À l’aube de l’estampe occidentale (2)

À l’aube de l’estampe occidentale (2)

Si dans l’article précédent ont a mis l’accent sur les gravures d’inspiration, sujet ou tonalité religieuse, dans cet article nous allons approfondir sur les xylographies non religieuses.
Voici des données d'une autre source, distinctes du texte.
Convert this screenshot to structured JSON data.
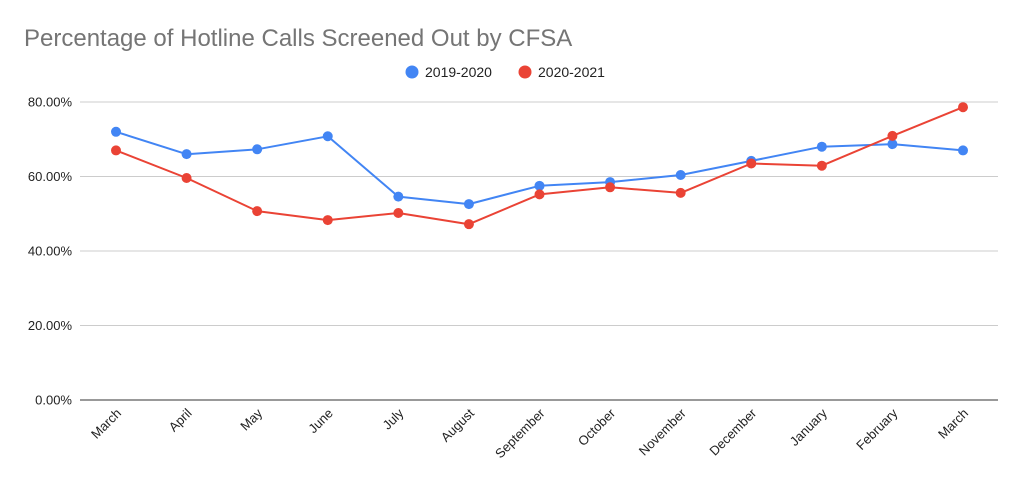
{
  "chart_data": {
    "type": "line",
    "title": "Percentage of Hotline Calls Screened Out by CFSA",
    "xlabel": "",
    "ylabel": "",
    "categories": [
      "March",
      "April",
      "May",
      "June",
      "July",
      "August",
      "September",
      "October",
      "November",
      "December",
      "January",
      "February",
      "March"
    ],
    "ylim": [
      0,
      80
    ],
    "yticks": [
      0,
      20,
      40,
      60,
      80
    ],
    "ytick_labels": [
      "0.00%",
      "20.00%",
      "40.00%",
      "60.00%",
      "80.00%"
    ],
    "grid": true,
    "legend_position": "top-center",
    "series": [
      {
        "name": "2019-2020",
        "color": "#4285f4",
        "values": [
          72.0,
          66.0,
          67.3,
          70.8,
          54.6,
          52.6,
          57.5,
          58.5,
          60.4,
          64.2,
          68.0,
          68.7,
          67.0
        ]
      },
      {
        "name": "2020-2021",
        "color": "#ea4335",
        "values": [
          67.0,
          59.6,
          50.7,
          48.3,
          50.2,
          47.2,
          55.2,
          57.1,
          55.6,
          63.5,
          62.9,
          70.9,
          78.6
        ]
      }
    ]
  }
}
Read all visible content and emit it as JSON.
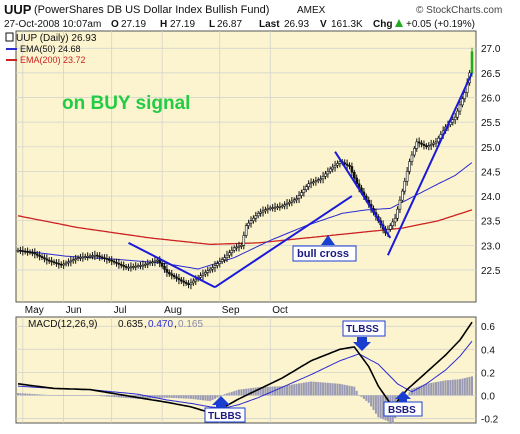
{
  "colors": {
    "panel_bg": "#fbf4cf",
    "grid": "#cfcfcf",
    "price": "#111111",
    "ema50": "#2b2bd0",
    "ema200": "#cc2222",
    "trendline": "#1a1ad8",
    "annotation_text_green": "#22cc44",
    "callout_fill": "#1a3fd0",
    "callout_box_border": "#1a3fd0",
    "macd_line": "#000000",
    "signal_line": "#2b2bd0",
    "histogram": "#9a9ab4",
    "last_bar": "#22aa22"
  },
  "header": {
    "symbol": "UUP",
    "fund_name": "(PowerShares DB US Dollar Index Bullish Fund)",
    "exchange": "AMEX",
    "watermark": "© StockCharts.com",
    "date_time": "27-Oct-2008 10:07am",
    "open_label": "O",
    "open_value": "27.19",
    "high_label": "H",
    "high_value": "27.19",
    "low_label": "L",
    "low_value": "26.87",
    "last_label": "Last",
    "last_value": "26.93",
    "volume_label": "V",
    "volume_value": "161.3K",
    "change_label": "Chg",
    "change_value": "+0.05 (+0.19%)",
    "change_icon": "up-arrow-icon"
  },
  "price_panel": {
    "legend": [
      {
        "text": "UUP (Daily) 26.93",
        "color": "#111111",
        "icon": "candlestick-icon"
      },
      {
        "text": "EMA(50) 24.68",
        "color": "#2b2bd0",
        "icon": "line-swatch-icon"
      },
      {
        "text": "EMA(200) 23.72",
        "color": "#cc2222",
        "icon": "line-swatch-icon"
      }
    ],
    "signal_text": "on BUY signal",
    "callout_bull_cross": "bull cross"
  },
  "macd_panel": {
    "legend_name": "MACD(12,26,9)",
    "legend_macd": "0.635",
    "legend_signal": "0.470",
    "legend_hist": "0.165",
    "callouts": {
      "tlbbs": "TLBBS",
      "tlbss": "TLBSS",
      "bsbs": "BSBS"
    }
  },
  "chart_data": [
    {
      "type": "candlestick",
      "title": "UUP (PowerShares DB US Dollar Index Bullish Fund) AMEX",
      "x_labels": [
        "May",
        "Jun",
        "Jul",
        "Aug",
        "Sep",
        "Oct"
      ],
      "y_ticks": [
        22.5,
        23.0,
        23.5,
        24.0,
        24.5,
        25.0,
        25.5,
        26.0,
        26.5,
        27.0
      ],
      "ylim": [
        21.85,
        27.35
      ],
      "grid": true,
      "legend_position": "top-left",
      "axis_side": "right",
      "series": [
        {
          "name": "UUP (Daily)",
          "kind": "close",
          "anchors": [
            [
              0,
              22.9
            ],
            [
              6,
              22.85
            ],
            [
              12,
              22.7
            ],
            [
              18,
              22.6
            ],
            [
              25,
              22.75
            ],
            [
              32,
              22.8
            ],
            [
              38,
              22.7
            ],
            [
              45,
              22.55
            ],
            [
              52,
              22.6
            ],
            [
              58,
              22.7
            ],
            [
              62,
              22.45
            ],
            [
              67,
              22.3
            ],
            [
              71,
              22.2
            ],
            [
              75,
              22.35
            ],
            [
              81,
              22.55
            ],
            [
              86,
              22.75
            ],
            [
              90,
              22.95
            ],
            [
              93,
              23.0
            ],
            [
              95,
              23.4
            ],
            [
              100,
              23.65
            ],
            [
              104,
              23.75
            ],
            [
              110,
              23.8
            ],
            [
              116,
              23.95
            ],
            [
              121,
              24.25
            ],
            [
              126,
              24.35
            ],
            [
              130,
              24.55
            ],
            [
              134,
              24.7
            ],
            [
              138,
              24.6
            ],
            [
              141,
              24.25
            ],
            [
              144,
              24.0
            ],
            [
              147,
              23.75
            ],
            [
              150,
              23.5
            ],
            [
              153,
              23.25
            ],
            [
              157,
              23.55
            ],
            [
              160,
              24.1
            ],
            [
              163,
              24.7
            ],
            [
              166,
              25.1
            ],
            [
              170,
              25.0
            ],
            [
              174,
              25.1
            ],
            [
              178,
              25.4
            ],
            [
              182,
              25.6
            ],
            [
              186,
              26.1
            ],
            [
              188,
              26.5
            ],
            [
              189,
              26.93
            ]
          ]
        },
        {
          "name": "EMA(50)",
          "anchors": [
            [
              0,
              22.9
            ],
            [
              20,
              22.78
            ],
            [
              40,
              22.72
            ],
            [
              60,
              22.64
            ],
            [
              75,
              22.52
            ],
            [
              90,
              22.75
            ],
            [
              105,
              23.1
            ],
            [
              120,
              23.4
            ],
            [
              135,
              23.65
            ],
            [
              145,
              23.72
            ],
            [
              155,
              23.75
            ],
            [
              165,
              24.0
            ],
            [
              175,
              24.25
            ],
            [
              182,
              24.42
            ],
            [
              189,
              24.68
            ]
          ]
        },
        {
          "name": "EMA(200)",
          "anchors": [
            [
              0,
              23.6
            ],
            [
              25,
              23.36
            ],
            [
              55,
              23.15
            ],
            [
              80,
              23.02
            ],
            [
              100,
              23.05
            ],
            [
              120,
              23.15
            ],
            [
              140,
              23.25
            ],
            [
              160,
              23.35
            ],
            [
              175,
              23.5
            ],
            [
              189,
              23.72
            ]
          ]
        }
      ],
      "trendlines": [
        [
          [
            46,
            23.05
          ],
          [
            82,
            22.15
          ]
        ],
        [
          [
            82,
            22.15
          ],
          [
            139,
            24.0
          ]
        ],
        [
          [
            132,
            24.9
          ],
          [
            155,
            23.15
          ]
        ],
        [
          [
            154,
            22.8
          ],
          [
            189,
            26.5
          ]
        ]
      ]
    },
    {
      "type": "macd",
      "legend": "MACD(12,26,9) 0.635, 0.470, 0.165",
      "y_ticks": [
        -0.2,
        0.0,
        0.2,
        0.4,
        0.6
      ],
      "ylim": [
        -0.24,
        0.68
      ],
      "grid": true,
      "series": [
        {
          "name": "MACD(12,26,9)",
          "anchors": [
            [
              0,
              0.1
            ],
            [
              15,
              0.06
            ],
            [
              30,
              0.05
            ],
            [
              50,
              -0.02
            ],
            [
              62,
              -0.06
            ],
            [
              72,
              -0.1
            ],
            [
              80,
              -0.15
            ],
            [
              86,
              -0.1
            ],
            [
              92,
              -0.03
            ],
            [
              100,
              0.05
            ],
            [
              110,
              0.15
            ],
            [
              122,
              0.3
            ],
            [
              134,
              0.4
            ],
            [
              140,
              0.42
            ],
            [
              146,
              0.25
            ],
            [
              150,
              0.08
            ],
            [
              156,
              -0.1
            ],
            [
              162,
              0.05
            ],
            [
              170,
              0.2
            ],
            [
              178,
              0.35
            ],
            [
              184,
              0.48
            ],
            [
              189,
              0.635
            ]
          ]
        },
        {
          "name": "signal",
          "anchors": [
            [
              0,
              0.08
            ],
            [
              15,
              0.06
            ],
            [
              30,
              0.05
            ],
            [
              50,
              0.01
            ],
            [
              62,
              -0.04
            ],
            [
              72,
              -0.07
            ],
            [
              80,
              -0.1
            ],
            [
              86,
              -0.11
            ],
            [
              92,
              -0.08
            ],
            [
              100,
              -0.02
            ],
            [
              110,
              0.07
            ],
            [
              122,
              0.18
            ],
            [
              134,
              0.3
            ],
            [
              142,
              0.36
            ],
            [
              150,
              0.27
            ],
            [
              158,
              0.1
            ],
            [
              164,
              0.03
            ],
            [
              170,
              0.1
            ],
            [
              178,
              0.22
            ],
            [
              184,
              0.34
            ],
            [
              189,
              0.47
            ]
          ]
        }
      ]
    }
  ]
}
Les rares xylographies non religieuses ont pour motif des allégories profanes d’inspiration populaire, des alphabets figurés, des illustrations, des satires, des armoiries ou des cartes de vœux. Ces xylographies ont pour auteur des artisans laïcs qui travaillent d’abord pendant près de cent ans dans les ateliers monastiques à l’abri des procès de maîtrise, puis officiellement dès le milieu du XVe siècle lorsqu’ils peuvent signer leurs œuvres sans craindre les représailles des corporations des enlumineurs, peintres ou scribes, jusqu’à alors et pour longtemps détenteurs exclusifs de droit de produire des images accompagnées d’inscriptions.

Ce sont également les cartiers qui s’emparent de la xylographie. Les premières cartes à jouer, délassement réservé à la noblesse, apparaissent d’abord à Venise, semble-t-il, sous le nom de ‘naïbis’ ou de ‘tarots’, puis dans le Haut-Rhin.

Sujets pieux ou profanes, les xylographies du XV e siècle sont la plupart du temps le fruit de la collaboration d’un artiste créateur, le ‘pinctor’ et d’un tailleur de formes, l »insignor lignorum’, le plus souvent moines l’un et l’autre. Tandis que le premier trace le dessin sur le bloc, le second se charge de la gravure proprement dite en ‘détourant’ d’abord chaque trait et aplat noir du dessin puis en ‘champlevant’ à la gouge, aux maillets et aux ciseaux plats, plus ou moins larges, les vastes plages devant rester à l’abri de toute maculature. L’œuvre, une fois imprimée sur papier, est ensuite dans certains cas rehaussée de couleurs.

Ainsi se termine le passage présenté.